Häufig gestellte Fragen

Wie häufig ist die Krankheit?

Nach heutiger Schätzung erkrankt in Mitteleuropa rund ein halbes Prozent der  erwachsenen Bevölkerung an Morbus Bechterew, einschließlich solcher Fälle, die wegen eines relativ milden oder untypischen Verlaufs nicht erkannt werden. Rechnet man nur die diagnostizierten Fälle, so kommt man auf 0,1% bis 0,2% der Bevölkerung. Das bedeutet, dass in Deutschland etwa 350.000 Menschen mehr oder weniger stark vom Morbus Bechterew betroffen sind und dass bei 100.000 bis 150.000 dieser Patienten die Beschwerden so ausgeprägt sind, dass die Diagnose Morbus Bechterew gestellt wurde.

Die Häufigkeit aller entzündlichen Wirbelsäulenkrankheiten (Spondyloarthritiden), zu denen der Morbus Bechterew dazugehört, schätzt man auf 1,75% der erwachsenen Bevölkerung einschließlich nicht diagnostizierter Fälle. Es gibt also in Deutschland mehr als 1 Million Spondyloarthritis-Patienten, von denen ungefähr jeder Vierte die korrekte Diagnose erhielt.

Welche Ursachen kommen in Frage?

Die Ursache des Morbus Bechterew ist nach wie vor unbekannt. Man weiß, dass es sich um eine Fehlsteuerung des Immunsystems handeln muss, die dazu führt, dass sich das Immunsystem außer gegen eingedrungene Krankheitserreger auch gegen eigene Körperzellen richtet. Die Wissenschaftler kennen die Mechanismen, mit denen das menschliche Immunsystem seine Abwehrreaktionen steuert, heute wesentlich besser als noch vor wenigen Jahren und haben schon recht genaue Vorstellungen, in welcher Richtung die Krankheitsursache beim Morbus Bechterew zu suchen ist:  Offensichtlich muss eine Infektion (vielleicht der Verdauungs- oder Harnwege) mit einer erblichen Veranlagung zusammentreffen, um die Krankheit auszulösen. Besonders häufig ist die Krankheit unter den Trägern des  Erbmerkmals HLA-B27. Die Krankheit kommt aber auch bei Menschen ohne HLA-B27 vor. Außer dem HLA-B27 scheint es weitere Erbfaktoren zu geben, die die Krankheit begünstigen.

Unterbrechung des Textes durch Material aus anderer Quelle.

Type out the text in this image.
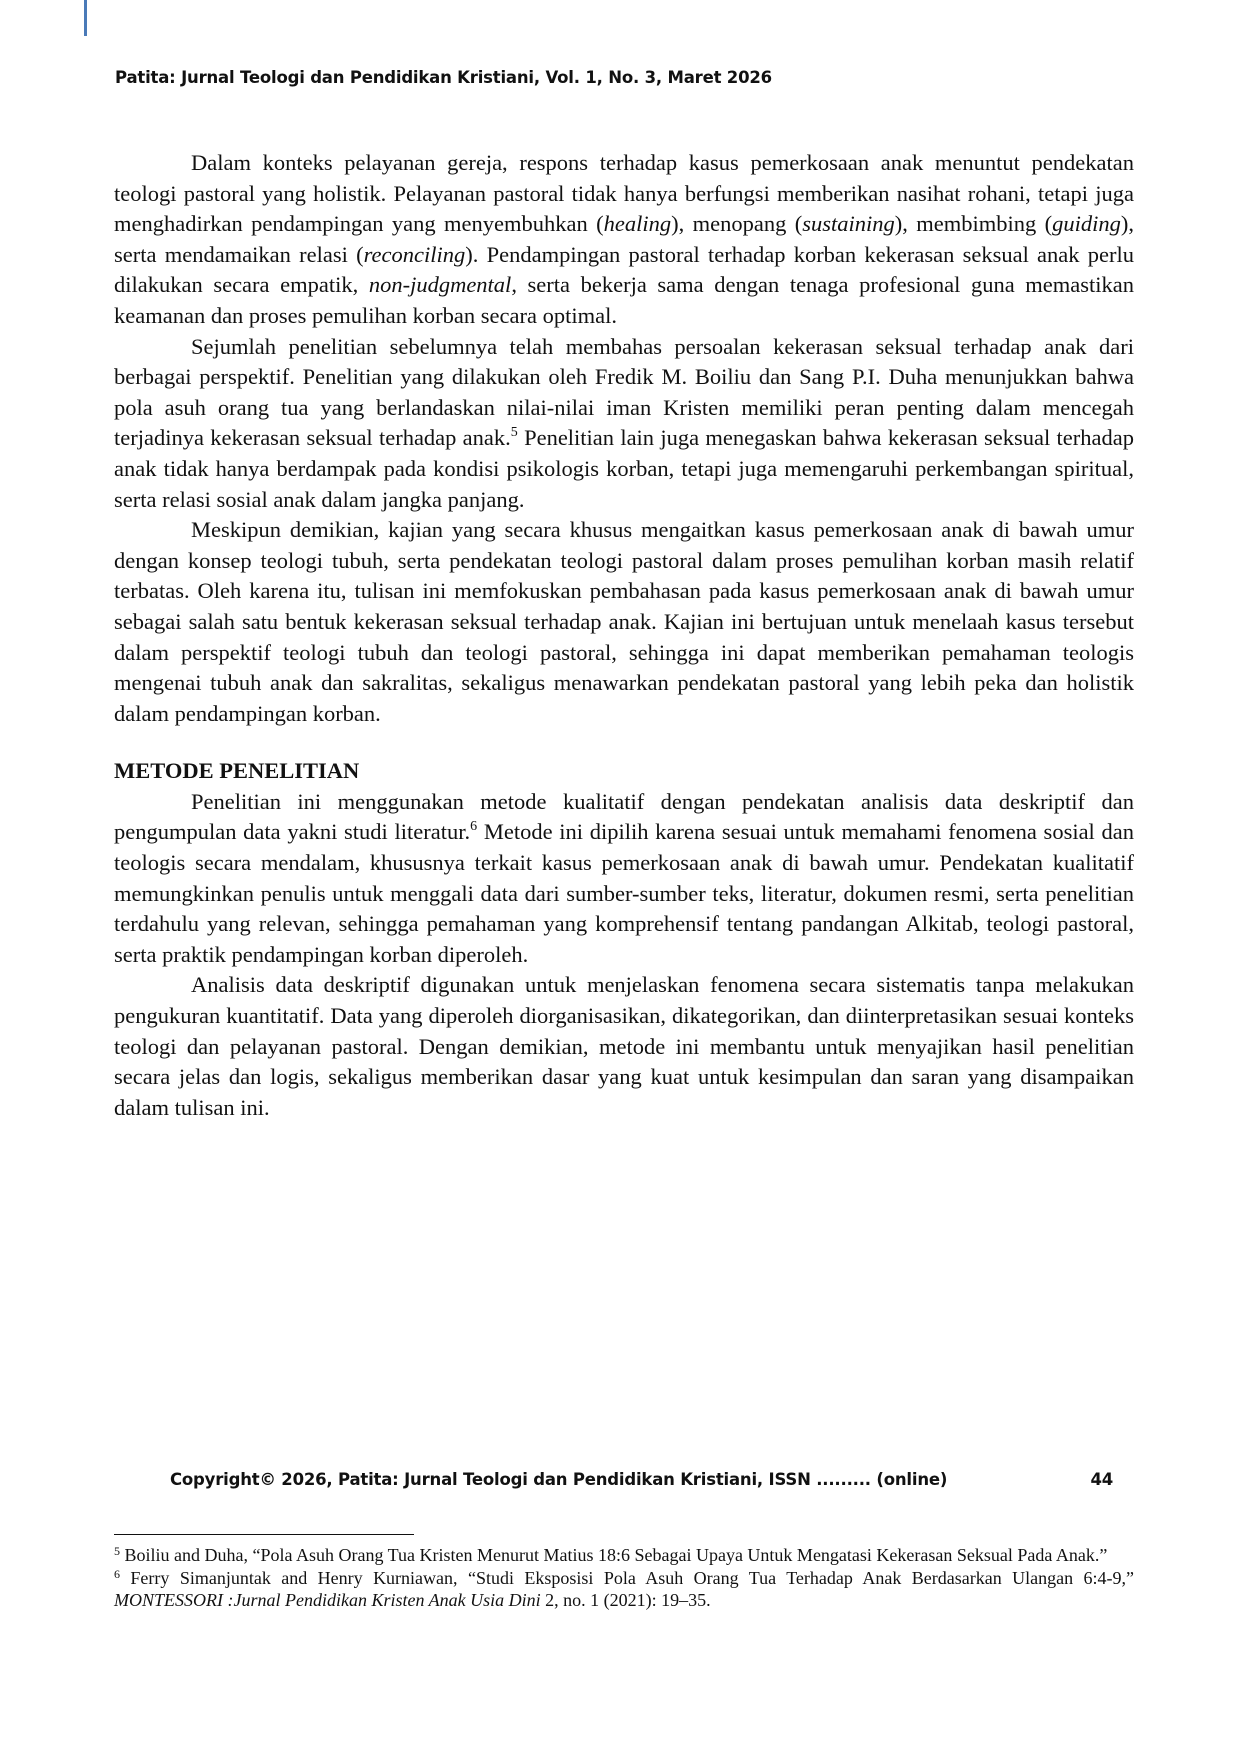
Patita: Jurnal Teologi dan Pendidikan Kristiani, Vol. 1, No. 3, Maret 2026

Dalam konteks pelayanan gereja, respons terhadap kasus pemerkosaan anak menuntut pendekatan teologi pastoral yang holistik. Pelayanan pastoral tidak hanya berfungsi memberikan nasihat rohani, tetapi juga menghadirkan pendampingan yang menyembuhkan (healing), menopang (sustaining), membimbing (guiding), serta mendamaikan relasi (reconciling). Pendampingan pastoral terhadap korban kekerasan seksual anak perlu dilakukan secara empatik, non-judgmental, serta bekerja sama dengan tenaga profesional guna memastikan keamanan dan proses pemulihan korban secara optimal.

Sejumlah penelitian sebelumnya telah membahas persoalan kekerasan seksual terhadap anak dari berbagai perspektif. Penelitian yang dilakukan oleh Fredik M. Boiliu dan Sang P.I. Duha menunjukkan bahwa pola asuh orang tua yang berlandaskan nilai-nilai iman Kristen memiliki peran penting dalam mencegah terjadinya kekerasan seksual terhadap anak.$^5$ Penelitian lain juga menegaskan bahwa kekerasan seksual terhadap anak tidak hanya berdampak pada kondisi psikologis korban, tetapi juga memengaruhi perkembangan spiritual, serta relasi sosial anak dalam jangka panjang.

Meskipun demikian, kajian yang secara khusus mengaitkan kasus pemerkosaan anak di bawah umur dengan konsep teologi tubuh, serta pendekatan teologi pastoral dalam proses pemulihan korban masih relatif terbatas. Oleh karena itu, tulisan ini memfokuskan pembahasan pada kasus pemerkosaan anak di bawah umur sebagai salah satu bentuk kekerasan seksual terhadap anak. Kajian ini bertujuan untuk menelaah kasus tersebut dalam perspektif teologi tubuh dan teologi pastoral, sehingga ini dapat memberikan pemahaman teologis mengenai tubuh anak dan sakralitas, sekaligus menawarkan pendekatan pastoral yang lebih peka dan holistik dalam pendampingan korban.

METODE PENELITIAN

Penelitian ini menggunakan metode kualitatif dengan pendekatan analisis data deskriptif dan pengumpulan data yakni studi literatur.$^6$ Metode ini dipilih karena sesuai untuk memahami fenomena sosial dan teologis secara mendalam, khususnya terkait kasus pemerkosaan anak di bawah umur. Pendekatan kualitatif memungkinkan penulis untuk menggali data dari sumber-sumber teks, literatur, dokumen resmi, serta penelitian terdahulu yang relevan, sehingga pemahaman yang komprehensif tentang pandangan Alkitab, teologi pastoral, serta praktik pendampingan korban diperoleh.

Analisis data deskriptif digunakan untuk menjelaskan fenomena secara sistematis tanpa melakukan pengukuran kuantitatif. Data yang diperoleh diorganisasikan, dikategorikan, dan diinterpretasikan sesuai konteks teologi dan pelayanan pastoral. Dengan demikian, metode ini membantu untuk menyajikan hasil penelitian secara jelas dan logis, sekaligus memberikan dasar yang kuat untuk kesimpulan dan saran yang disampaikan dalam tulisan ini.

Copyright© 2026, Patita: Jurnal Teologi dan Pendidikan Kristiani, ISSN ......... (online)	44

$^5$ Boiliu and Duha, “Pola Asuh Orang Tua Kristen Menurut Matius 18:6 Sebagai Upaya Untuk Mengatasi Kekerasan Seksual Pada Anak.”

$^6$ Ferry Simanjuntak and Henry Kurniawan, “Studi Eksposisi Pola Asuh Orang Tua Terhadap Anak Berdasarkan Ulangan 6:4-9,” MONTESSORI :Jurnal Pendidikan Kristen Anak Usia Dini 2, no. 1 (2021): 19–35.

Ob körperliche Belastungen (Kälte, Nässe) und seelische Einflüsse den Ausbruch der Krankheit begünstigen oder nur den Verlauf nachträglich verschlimmern, ist noch nicht endgültig geklärt. Dass etwa ein Drittel der Patienten vom Beginn der Krankheit nach einem körperlich oder seelisch traumatisierenden Erlebnis berichten, spricht dafür, dass das Unterbewusstsein an der Krankheitsentstehung in irgendeiner Weise mitbeteiligt ist. Auch die überraschenden Erfolge der Neurokognitiven Therapie sprechen für eine Mitbeteiligung des zentralen Nervensystems bei der Entstehung und Aufrechterhaltung der Krankheit.

Sicher ist, dass der Morbus Bechterew nicht ansteckend ist.

Wie groß ist das Vererbungs-Risiko?

Schon seit langem beobachtet man, dass die Krankheit in einzelnen Familien gehäuft auftritt, dass also ein oder mehrere Erbfaktoren eine Rolle spielen. 1973 haben Wissenschaftler entdeckt, dass über 90% der Patienten mit Morbus Bechterew auf der Oberfläche ihrer Zellen das  Erbmerkmal "HLA-B27" tragen, während die Häufigkeit dieses Merkmals in der Gesamtbevölkerung Mitteleuropas nur etwa 8% beträgt. Ob dieses Merkmal bei einem Menschen vorliegt, kann an Hand einer Blutprobe bestimmt werden.

Die Literaturangaben für das Erkrankungsrisiko eines Kindes, von dem einer der Eltern Morbus Bechterew hat, liegen zwischen 4% und 15% (30% der HLA-B27-positiven Kinder). Wenn beide Eltern an Morbus Bechterew erkrankt sind, ist das Risiko vermutlich höher.

Solange keine Krankheitssymptome vorliegen, gibt es keinen Grund, den HLA-B27-Status eines Kindes bestimmen zu lassen, denn es gibt keine vorbeugenden Maßnahmen. Allenfalls für die Berufswahl kann die Abschätzung der Erkrankungswahrscheinlichkeit von Interesse sein.

Hängt der Verlauf vom Geschlecht ab?

Früher dachte man, der Morbus Bechterew sei bei Männern viel häufiger als bei Frauen und verlaufe bei Frauen milder als bei Männern. Im Rahmen einer DVMB-Patientenbefragung hat sich herausgestellt, dass Männer und Frauen etwa gleich häufig an Morbus Bechterew erkranken. Die Krankheit wurde früher bei Frauen nur häufiger als bei Männern nicht erkannt.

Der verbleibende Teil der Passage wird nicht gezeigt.